As January Goes ...
By Joseph Lisanti
January was cold in the eastern half of the United States, and nowhere was it colder than on Wall Street.
The S&P 500 finished the month off 2.7%, which sends shivers down the spines of those investors who believe that January is an indicator of the whole year's direction.
Does the first month really herald the market action for the full 12 months? If it does this year, maybe bulls should go into hibernation instead of bears. In truth, an up market in January is a better predictor of the rest of the year than is a lower first month.
In the years since the end of World War II, the S&P 500 has finished the year higher 86.8% of the time when January saw better stock prices.

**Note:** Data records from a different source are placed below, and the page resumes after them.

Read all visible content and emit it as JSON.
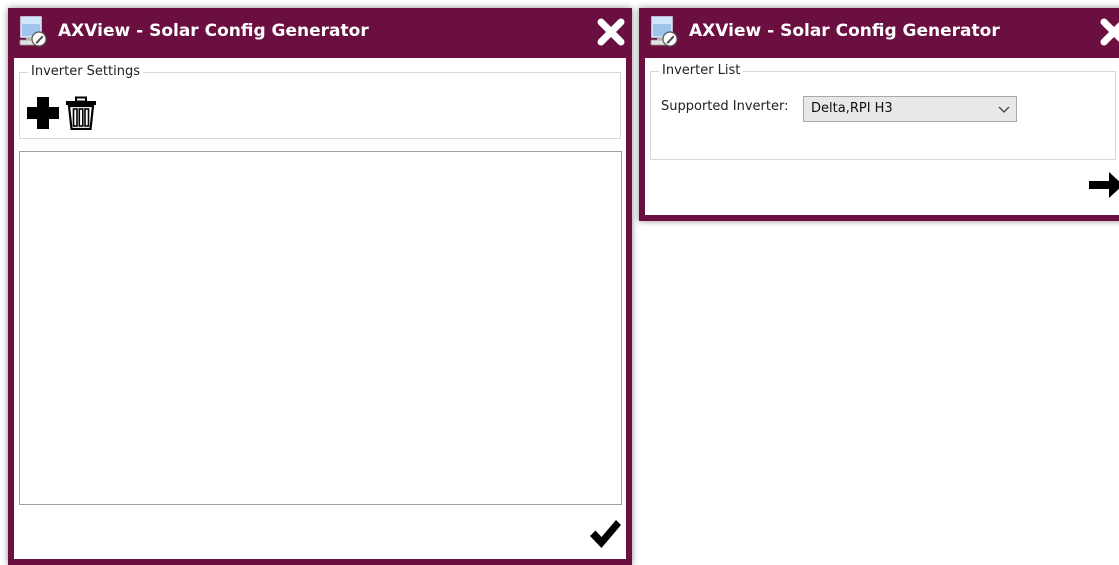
{
  "colors": {
    "titlebar": "#6b0f40",
    "title_text": "#ffffff",
    "icon": "#000000"
  },
  "left_window": {
    "title": "AXView - Solar Config Generator",
    "group_label": "Inverter Settings",
    "icons": {
      "app": "app-monitor-icon",
      "close": "close-icon",
      "add": "plus-icon",
      "delete": "trash-icon",
      "confirm": "checkmark-icon"
    }
  },
  "right_window": {
    "title": "AXView - Solar Config Generator",
    "group_label": "Inverter List",
    "supported_inverter_label": "Supported Inverter:",
    "supported_inverter_value": "Delta,RPI H3",
    "icons": {
      "app": "app-monitor-icon",
      "close": "close-icon",
      "dropdown": "chevron-down-icon",
      "next": "arrow-right-icon"
    }
  }
}
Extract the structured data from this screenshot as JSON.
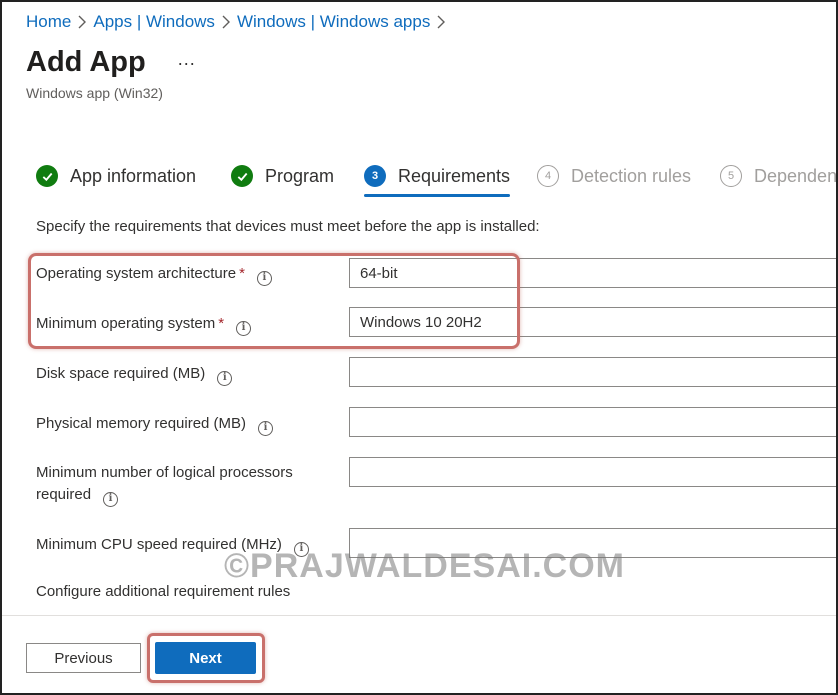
{
  "breadcrumb": [
    "Home",
    "Apps | Windows",
    "Windows | Windows apps"
  ],
  "page": {
    "title": "Add App",
    "more_label": "...",
    "subtitle": "Windows app (Win32)"
  },
  "steps": [
    {
      "label": "App information",
      "state": "done"
    },
    {
      "label": "Program",
      "state": "done"
    },
    {
      "label": "Requirements",
      "state": "current",
      "number": "3"
    },
    {
      "label": "Detection rules",
      "state": "pending",
      "number": "4"
    },
    {
      "label": "Dependencies",
      "state": "pending",
      "number": "5"
    }
  ],
  "description": "Specify the requirements that devices must meet before the app is installed:",
  "fields": [
    {
      "label": "Operating system architecture",
      "required": "*",
      "value": "64-bit"
    },
    {
      "label": "Minimum operating system",
      "required": "*",
      "value": "Windows 10 20H2"
    },
    {
      "label": "Disk space required (MB)",
      "value": ""
    },
    {
      "label": "Physical memory required (MB)",
      "value": ""
    },
    {
      "label_line1": "Minimum number of logical processors",
      "label_line2": "required",
      "value": ""
    },
    {
      "label": "Minimum CPU speed required (MHz)",
      "value": ""
    }
  ],
  "additional_rules_label": "Configure additional requirement rules",
  "watermark": "©PRAJWALDESAI.COM",
  "footer": {
    "previous_label": "Previous",
    "next_label": "Next"
  },
  "colors": {
    "accent": "#0f6cbd",
    "done": "#107c10",
    "highlight": "#c9706b"
  }
}
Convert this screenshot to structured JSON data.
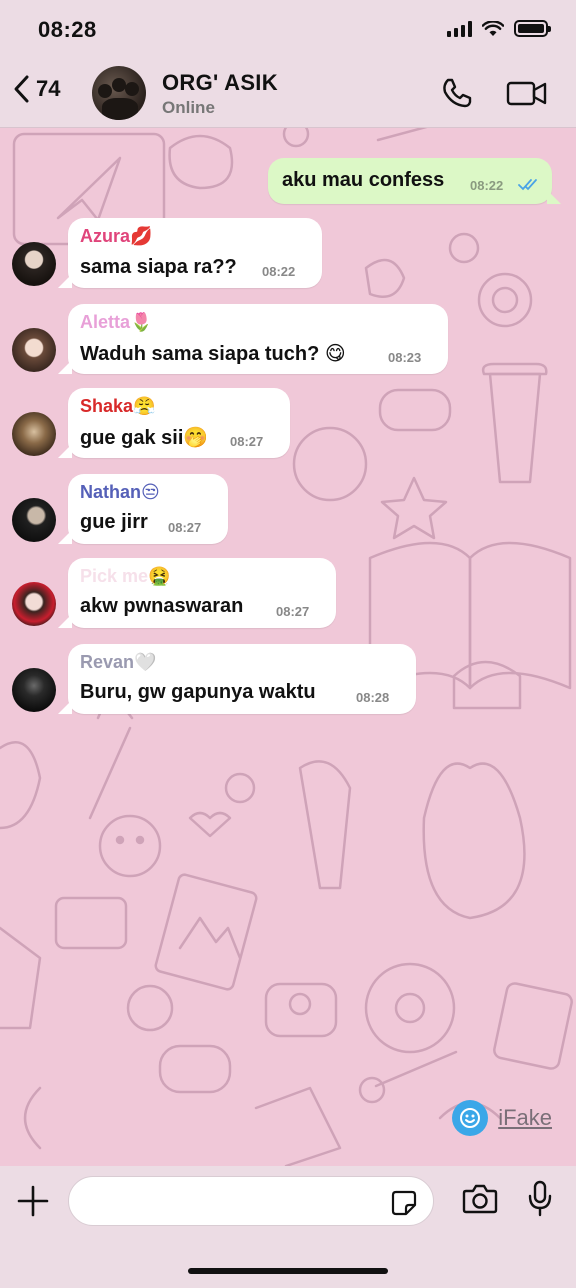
{
  "status_bar": {
    "time": "08:28"
  },
  "header": {
    "back_count": "74",
    "title": "ORG' ASIK",
    "subtitle": "Online"
  },
  "messages": [
    {
      "direction": "outgoing",
      "text": "aku mau confess",
      "time": "08:22",
      "read": true
    },
    {
      "direction": "incoming",
      "sender": "Azura💋",
      "sender_color": "#e0457b",
      "text": "sama siapa ra??",
      "time": "08:22"
    },
    {
      "direction": "incoming",
      "sender": "Aletta🌷",
      "sender_color": "#e8a0d8",
      "text": "Waduh sama siapa tuch? 😋",
      "time": "08:23"
    },
    {
      "direction": "incoming",
      "sender": "Shaka😤",
      "sender_color": "#d82a2a",
      "text": "gue gak sii🤭",
      "time": "08:27"
    },
    {
      "direction": "incoming",
      "sender": "Nathan😒",
      "sender_color": "#5560b8",
      "text": "gue jirr",
      "time": "08:27"
    },
    {
      "direction": "incoming",
      "sender": "Pick me🤮",
      "sender_color": "#f6e0ea",
      "text": "akw pwnaswaran",
      "time": "08:27"
    },
    {
      "direction": "incoming",
      "sender": "Revan🤍",
      "sender_color": "#9a9ab0",
      "text": "Buru, gw gapunya waktu",
      "time": "08:28"
    }
  ],
  "watermark": {
    "label": "iFake"
  },
  "input": {
    "value": "",
    "placeholder": ""
  },
  "colors": {
    "chat_background": "#f0c8d8",
    "bar_background": "#ecdce4",
    "outgoing_bubble": "#dcf8c6",
    "read_tick": "#4aa3e6"
  }
}
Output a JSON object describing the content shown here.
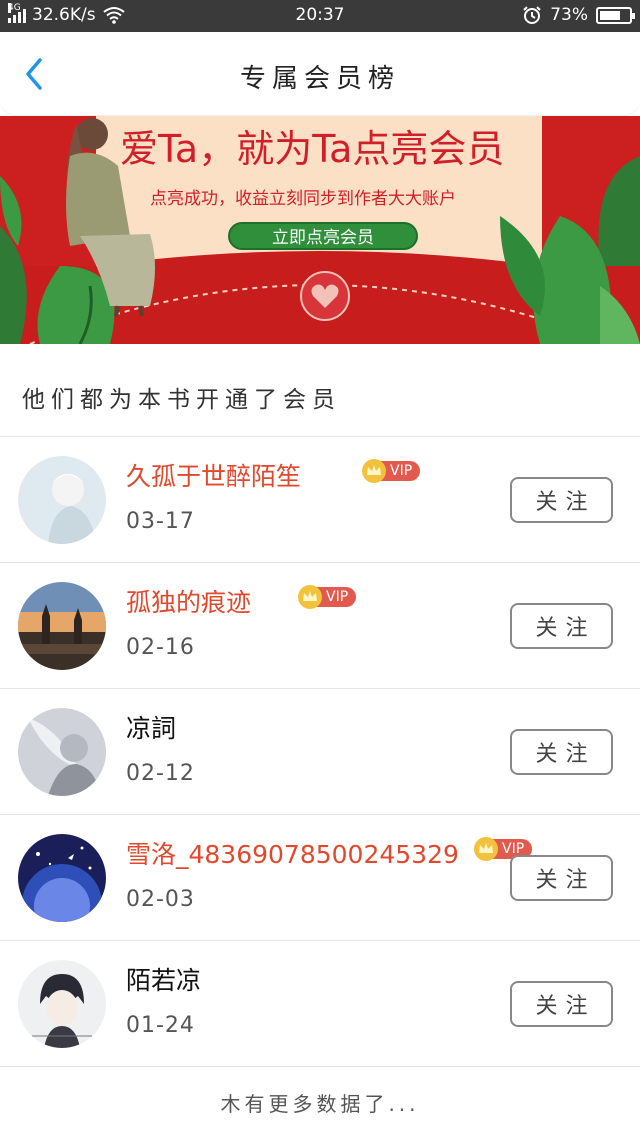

The results since 1982 show remarkable consistency with the postwar trend; 86.7% of the time an up January meant a higher full year for the "500."
When January is a losing month for the index, however, the ensuing market direction is not as predictable. In the postwar era, a drop in January presaged a full-year decline 65% of the time. More recently, the usefulness of a market drop in the first month as an indicator of the whole year has diminished. Since 1982, a decline in the S&P 500 in January has led to a full-year drop only 50% of the time -- no better than a coin toss. That might be good news this year.
We still look for the market to trend higher by the end of 2003. Right now, that could be a little difficult to imagine. But the effects of fiscal and monetary stimulus should be evident later in the year.
Meanwhile, many businesses and consumers are deferring spending as they await a resolution of the current impasse with Iraq. Keep 65% of your investment assets in equities, which should rise after the Middle East settles down.